TL;DR
- Restricted Rollout: Anthropic has expanded Claude Mythos access to about 150 organizations in more than 15 countries.
- Security Gate: New Project Glasswing participants must meet security requirements before receiving the vulnerability-hunting model.
- Safeguard Test: Cloudflare found stronger vulnerability research capability, but also inconsistent refusal behavior.
- Maintainer Pressure: AI-generated findings need triage-ready evidence before they reach open-source project queues.
Anthropic is expanding access to its Claude Mythos AI model through Project Glasswing, giving about 150 additional organizations in more than 15 countries access to a restricted cyber model. Wider access moves Mythos closer to infrastructure codebases where one software flaw can affect utilities, networks, medical systems, hardware suppliers, and downstream software users.
New participants span power, water, healthcare, communications, hardware, and key software maintenance. Anthropic estimates that a major attack on many Project Glasswing partners could affect more than 100 million people, so access remains tied to security requirements rather than treated as a general Claude feature.
What the Expansion Adds
Project Glasswing began with roughly 50 partners, when vetted government and industry teams received Claude Mythos Preview for defensive code review.

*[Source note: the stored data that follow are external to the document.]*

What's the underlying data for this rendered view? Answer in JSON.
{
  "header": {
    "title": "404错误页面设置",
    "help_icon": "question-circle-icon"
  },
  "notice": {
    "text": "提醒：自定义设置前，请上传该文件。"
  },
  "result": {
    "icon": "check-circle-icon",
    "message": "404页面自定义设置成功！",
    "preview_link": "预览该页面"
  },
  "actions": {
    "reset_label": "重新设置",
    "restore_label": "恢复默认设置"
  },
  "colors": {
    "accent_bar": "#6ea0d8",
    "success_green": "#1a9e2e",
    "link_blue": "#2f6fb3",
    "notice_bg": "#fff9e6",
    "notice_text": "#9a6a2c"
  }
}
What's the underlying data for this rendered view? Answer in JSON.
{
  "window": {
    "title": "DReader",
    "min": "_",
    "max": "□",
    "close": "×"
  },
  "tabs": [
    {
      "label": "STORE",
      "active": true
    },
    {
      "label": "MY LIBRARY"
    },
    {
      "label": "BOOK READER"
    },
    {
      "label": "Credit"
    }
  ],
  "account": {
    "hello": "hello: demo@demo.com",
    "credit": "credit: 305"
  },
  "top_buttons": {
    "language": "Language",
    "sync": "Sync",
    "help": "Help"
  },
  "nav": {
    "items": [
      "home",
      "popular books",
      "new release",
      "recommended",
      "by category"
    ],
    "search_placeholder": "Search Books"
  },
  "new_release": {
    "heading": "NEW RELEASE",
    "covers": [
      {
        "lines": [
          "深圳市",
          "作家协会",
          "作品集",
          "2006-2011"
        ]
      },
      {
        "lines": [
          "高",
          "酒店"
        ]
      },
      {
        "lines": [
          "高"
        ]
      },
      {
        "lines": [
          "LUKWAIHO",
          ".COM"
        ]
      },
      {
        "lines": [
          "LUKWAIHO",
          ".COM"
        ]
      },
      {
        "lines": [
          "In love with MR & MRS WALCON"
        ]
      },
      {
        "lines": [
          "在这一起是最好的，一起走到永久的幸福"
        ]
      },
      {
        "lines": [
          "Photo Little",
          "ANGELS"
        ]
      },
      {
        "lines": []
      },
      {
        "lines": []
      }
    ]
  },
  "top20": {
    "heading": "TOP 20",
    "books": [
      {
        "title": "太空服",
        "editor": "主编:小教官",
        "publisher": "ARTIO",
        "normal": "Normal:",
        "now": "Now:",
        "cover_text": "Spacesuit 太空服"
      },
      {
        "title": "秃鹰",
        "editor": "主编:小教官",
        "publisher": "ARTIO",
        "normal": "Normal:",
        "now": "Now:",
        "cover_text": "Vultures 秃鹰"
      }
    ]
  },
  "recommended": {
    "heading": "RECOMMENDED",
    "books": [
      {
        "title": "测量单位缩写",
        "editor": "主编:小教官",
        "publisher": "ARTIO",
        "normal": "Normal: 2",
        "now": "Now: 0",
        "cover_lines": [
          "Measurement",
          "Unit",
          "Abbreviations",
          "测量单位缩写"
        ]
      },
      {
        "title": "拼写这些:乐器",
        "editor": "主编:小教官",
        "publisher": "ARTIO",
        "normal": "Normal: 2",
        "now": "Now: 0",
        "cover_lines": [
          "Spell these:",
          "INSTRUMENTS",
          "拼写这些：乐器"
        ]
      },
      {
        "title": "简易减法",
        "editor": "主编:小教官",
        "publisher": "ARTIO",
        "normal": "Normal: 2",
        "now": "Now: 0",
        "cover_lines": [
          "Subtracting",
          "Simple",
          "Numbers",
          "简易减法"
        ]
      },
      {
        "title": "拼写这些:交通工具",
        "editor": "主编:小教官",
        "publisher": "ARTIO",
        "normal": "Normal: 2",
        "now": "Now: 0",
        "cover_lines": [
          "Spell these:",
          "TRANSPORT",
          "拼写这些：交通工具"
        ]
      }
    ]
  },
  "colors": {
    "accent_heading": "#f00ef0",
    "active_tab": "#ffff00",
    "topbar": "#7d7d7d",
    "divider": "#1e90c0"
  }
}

Restricted Mythos Preview access established the program’s core tradeoff: give capable defenders stronger tools while limiting who can use them and how findings move through reporting channels.
Initial partners reportedly have found more than 10,000 high- or severe security flaws during Project Glasswing.
Anthropic’s stated goal is to give defenders a permanent advantage, but the larger cohort turns that ambition into an infrastructure test because utilities, hardware vendors, healthcare systems, and software maintainers often sit upstream of many other organizations. The new participants must satisfy security requirements before getting Mythos access.
Project Glasswing also covers key software maintenance organizations, making the review layer part of how a vulnerability-hunting model reaches codebases that many downstream users depend on.
One weak maintainer workflow can delay patches for dependent services.
Why Safeguards Shape the Rollout
Cloudflare tested Claude Mythos on its own repositories and found a stronger vulnerability-research tool than previous general-purpose frontier models. The company pointed Mythos at more than fifty repositories, giving the expansion an independent practitioner benchmark alongside Anthropic’s official numbers.
“Mythos Preview is a real step forward, and it’s worth saying that plainly before getting into anything else.”
Cloudflare, infrastructure and security company (via Cloudflare)
Cloudflare found that Mythos could combine multiple attack primitives into working proof code, then generate, compile, run, and revise tests for suspected vulnerabilities. For defenders, that workflow supports high-volume review and raises the burden on validation and access control.
For attackers, the same proof-building ability explains why access cannot become ordinary developer tooling.
Equivalent defensive tasks sometimes produced different outcomes because Mythos had inconsistent organic refusals depending on framing and run conditions. Human approval, partner vetting, and post-identification validation become part of the safety model rather than optional administrative steps.
Partner vetting and human review already sit around Mythos use before partners receive the model. Open-source maintainers face a concrete constraint: AI-assisted vulnerability hunting needs triage-ready submissions and post-identification validation before partner findings can reach project queues without flooding maintainers.
How Anthropic Fits the Cyber-Model Race
OpenAI’s restricted cyber-model access for GPT-5.5-Cyber gives Anthropic a direct peer for keeping frontier cyber models inside vetted defender programs before any broader release. Anthropic also widened Mythos threat-sharing rules before this larger Project Glasswing rollout.
Operating discipline matters more than feature parity. Anthropic has to prove that infrastructure and software-maintenance partners can find flaws faster without burying maintainers under weak submissions or letting proof-generation capability move outside controlled environments.
Open-source maintainers are the clearest pressure point because AI-generated vulnerability submissions can add triage volume to projects with limited security staff.
Vulnerability Reporting Is the Next Test
Anthropic says future Project Glasswing additions will include key infrastructure providers, open-source maintainers, and safety testers.
Anthropic also plans reporting practices for vulnerabilities in more open-source projects as AI-generated findings reach more maintainers.
Reporting practices are the next operational test. They must define triage-ready evidence before the 150-organization Project Glasswing cohort pushes AI-generated submissions into queues for software-infrastructure defense.